Im Folgenden möchte ich auf jeden Punkt einzeln eingehen:

1. Höhere Spezialisierung

Die physische Produktentwicklung (PPE) hat durch ihre technologische Vielfalt und eine lange Historie eine kaum erfassbare Vertiefung und Spezialisierung erfahren. Im Produktentstehungsprozess sind daher häufig sehr viele hochspezialisierte Experten involviert. Die Mitarbeit dieser Spezialisten ist aber…

  • nicht in jeder Produktentwicklung nötig.
  • Wenn ja, dann ist sie meist nicht zu 100% nötig
  • und nicht über den gesamten Prozess (bzw. die gesamte Projektlaufzeit).

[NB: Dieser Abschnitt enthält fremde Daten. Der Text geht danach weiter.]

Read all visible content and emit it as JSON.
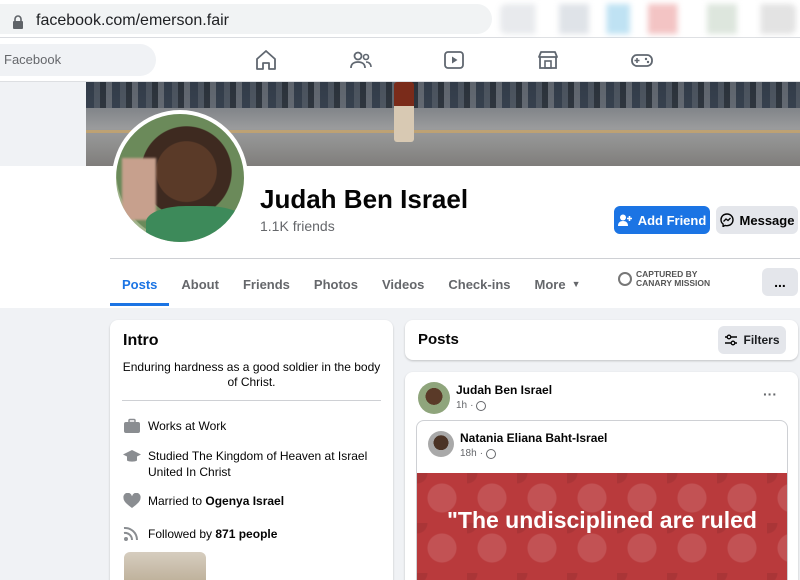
{
  "browser": {
    "url": "facebook.com/emerson.fair"
  },
  "fb_nav": {
    "search_text": "Facebook",
    "icons": [
      "home-icon",
      "friends-icon",
      "watch-icon",
      "marketplace-icon",
      "gaming-icon"
    ]
  },
  "profile": {
    "name": "Judah Ben Israel",
    "friends": "1.1K friends",
    "add_friend_label": "Add Friend",
    "message_label": "Message"
  },
  "tabs": [
    {
      "label": "Posts",
      "active": true
    },
    {
      "label": "About"
    },
    {
      "label": "Friends"
    },
    {
      "label": "Photos"
    },
    {
      "label": "Videos"
    },
    {
      "label": "Check-ins"
    },
    {
      "label": "More"
    }
  ],
  "capture_badge": {
    "line1": "CAPTURED BY",
    "line2": "CANARY MISSION"
  },
  "more_button": "...",
  "intro": {
    "title": "Intro",
    "bio": "Enduring hardness as a good soldier in the body of Christ.",
    "work_prefix": "Works at ",
    "work": "Work",
    "education": "Studied The Kingdom of Heaven at Israel United In Christ",
    "married_prefix": "Married to ",
    "married_to": "Ogenya Israel",
    "followed_prefix": "Followed by ",
    "followers": "871 people"
  },
  "posts_header": {
    "title": "Posts",
    "filters_label": "Filters"
  },
  "post": {
    "author": "Judah Ben Israel",
    "time": "1h",
    "shared_author": "Natania Eliana Baht-Israel",
    "shared_time": "18h",
    "quote_text": "\"The undisciplined are ruled"
  },
  "colors": {
    "primary": "#1b74e4",
    "background": "#f0f2f5",
    "quote_bg": "#b93a3c"
  }
}
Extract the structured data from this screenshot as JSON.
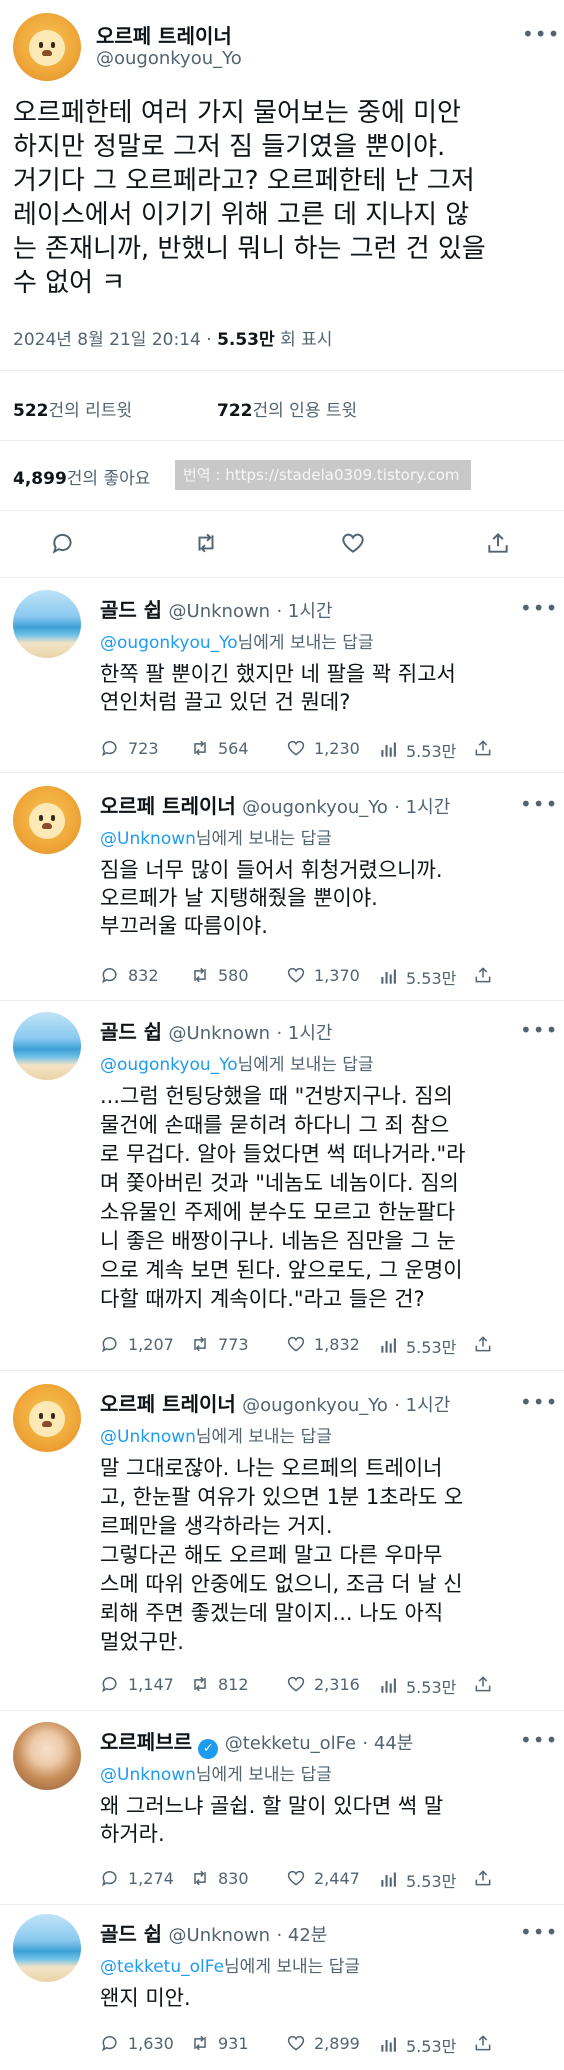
{
  "main_tweet": {
    "author_name": "오르페 트레이너",
    "author_handle": "@ougonkyou_Yo",
    "more_icon": "more-horizontal-icon",
    "text_lines": [
      "오르페한테 여러 가지 물어보는 중에 미안",
      "하지만 정말로 그저 짐 들기였을 뿐이야.",
      "거기다 그 오르페라고? 오르페한테 난 그저",
      "레이스에서 이기기 위해 고른 데 지나지 않",
      "는 존재니까, 반했니 뭐니 하는 그런 건 있을",
      "수 없어 ㅋ"
    ],
    "date": "2024년 8월 21일  20:14",
    "separator": "·",
    "views_count": "5.53만",
    "views_label": "회 표시",
    "retweets_count": "522",
    "retweets_label": "건의 리트윗",
    "quotes_count": "722",
    "quotes_label": "건의 인용 트윗",
    "likes_count": "4,899",
    "likes_label": "건의 좋아요",
    "watermark": "번역 : https://stadela0309.tistory.com"
  },
  "replies": [
    {
      "name": "골드 쉽",
      "handle": "@Unknown",
      "time": "· 1시간",
      "reply_handle": "@ougonkyou_Yo",
      "reply_suffix": "님에게 보내는 답글",
      "text_lines": [
        "한쪽 팔 뿐이긴 했지만 네 팔을 꽉 쥐고서",
        "연인처럼 끌고 있던 건 뭔데?"
      ],
      "replies": "723",
      "retweets": "564",
      "likes": "1,230",
      "views": "5.53만"
    },
    {
      "name": "오르페 트레이너",
      "handle": "@ougonkyou_Yo",
      "time": "· 1시간",
      "reply_handle": "@Unknown",
      "reply_suffix": "님에게 보내는 답글",
      "text_lines": [
        "짐을 너무 많이 들어서 휘청거렸으니까.",
        "오르페가 날 지탱해줬을 뿐이야.",
        "부끄러울 따름이야."
      ],
      "replies": "832",
      "retweets": "580",
      "likes": "1,370",
      "views": "5.53만"
    },
    {
      "name": "골드 쉽",
      "handle": "@Unknown",
      "time": "· 1시간",
      "reply_handle": "@ougonkyou_Yo",
      "reply_suffix": "님에게 보내는 답글",
      "text_lines": [
        "...그럼 헌팅당했을 때 \"건방지구나. 짐의",
        "물건에 손때를 묻히려 하다니 그 죄 참으",
        "로 무겁다. 알아 들었다면 썩 떠나거라.\"라",
        "며 쫓아버린 것과 \"네놈도 네놈이다. 짐의",
        "소유물인 주제에 분수도 모르고 한눈팔다",
        "니 좋은 배짱이구나. 네놈은 짐만을 그 눈",
        "으로 계속 보면 된다. 앞으로도, 그 운명이",
        "다할 때까지 계속이다.\"라고 들은 건?"
      ],
      "replies": "1,207",
      "retweets": "773",
      "likes": "1,832",
      "views": "5.53만"
    },
    {
      "name": "오르페 트레이너",
      "handle": "@ougonkyou_Yo",
      "time": "· 1시간",
      "reply_handle": "@Unknown",
      "reply_suffix": "님에게 보내는 답글",
      "text_lines": [
        "말 그대로잖아. 나는 오르페의 트레이너",
        "고, 한눈팔 여유가 있으면 1분 1초라도 오",
        "르페만을 생각하라는 거지.",
        "그렇다곤 해도 오르페 말고 다른 우마무",
        "스메 따위 안중에도 없으니, 조금 더 날 신",
        "뢰해 주면 좋겠는데 말이지... 나도 아직",
        "멀었구만."
      ],
      "replies": "1,147",
      "retweets": "812",
      "likes": "2,316",
      "views": "5.53만"
    },
    {
      "name": "오르페브르",
      "handle": "@tekketu_olFe",
      "time": "· 44분",
      "reply_handle": "@Unknown",
      "reply_suffix": "님에게 보내는 답글",
      "text_lines": [
        "왜 그러느냐 골쉽. 할 말이 있다면 썩 말",
        "하거라."
      ],
      "replies": "1,274",
      "retweets": "830",
      "likes": "2,447",
      "views": "5.53만"
    },
    {
      "name": "골드 쉽",
      "handle": "@Unknown",
      "time": "· 42분",
      "reply_handle": "@tekketu_olFe",
      "reply_suffix": "님에게 보내는 답글",
      "text_lines": [
        "왠지 미안."
      ],
      "replies": "1,630",
      "retweets": "931",
      "likes": "2,899",
      "views": "5.53만"
    }
  ],
  "icons": {
    "reply": "reply-icon",
    "retweet": "retweet-icon",
    "like": "heart-icon",
    "views": "views-chart-icon",
    "share": "share-icon",
    "verified": "verified-badge-icon"
  },
  "colors": {
    "text": "#0f1419",
    "muted": "#536471",
    "accent": "#1d9bf0"
  }
}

Dies widerspricht dem agilen Ansatz der stabilen und relativ kleinen Teams (3-9 Personen). Man bräuchte also entweder sehr große oder sehr viele Teams.

Verschärft wird die Spezialisierung durch folgende Umstände, die zu der heute zu beobachtenden Hyperspezialisierung führt:

  • Das menschliche Bedürfnis, in einer Sache sehr gut zu sein und sich daher eine Nische zu suchen, in der dies möglich ist
  • Das Bedürfnis, sich unentbehrlich zu machen
  • Mitarbeiterbewertungsprozesse, bei denen jeder Einzelne von seinem Chef bewertet wird

Ich will damit nicht sagen, dass Spezialisierung grundsätzlich schlecht ist, nur dass sie m.E. ein lokales Optimum darstellt.

Nachteile

  • Spezialisten sind häufig nicht verfügbar, wenn man sie braucht. Dadurch entstehen starke Abhängigkeiten zwischen den verschiedenen Entwicklungsvorhaben und Wartezeiten.
  • Spezialisten arbeiten in vielen Projekten gleichzeitig, sehen sich daher eher als Dienstleister und fühlen sich nur noch für ihre Expertise, nicht aber für die Projekte verantwortlich.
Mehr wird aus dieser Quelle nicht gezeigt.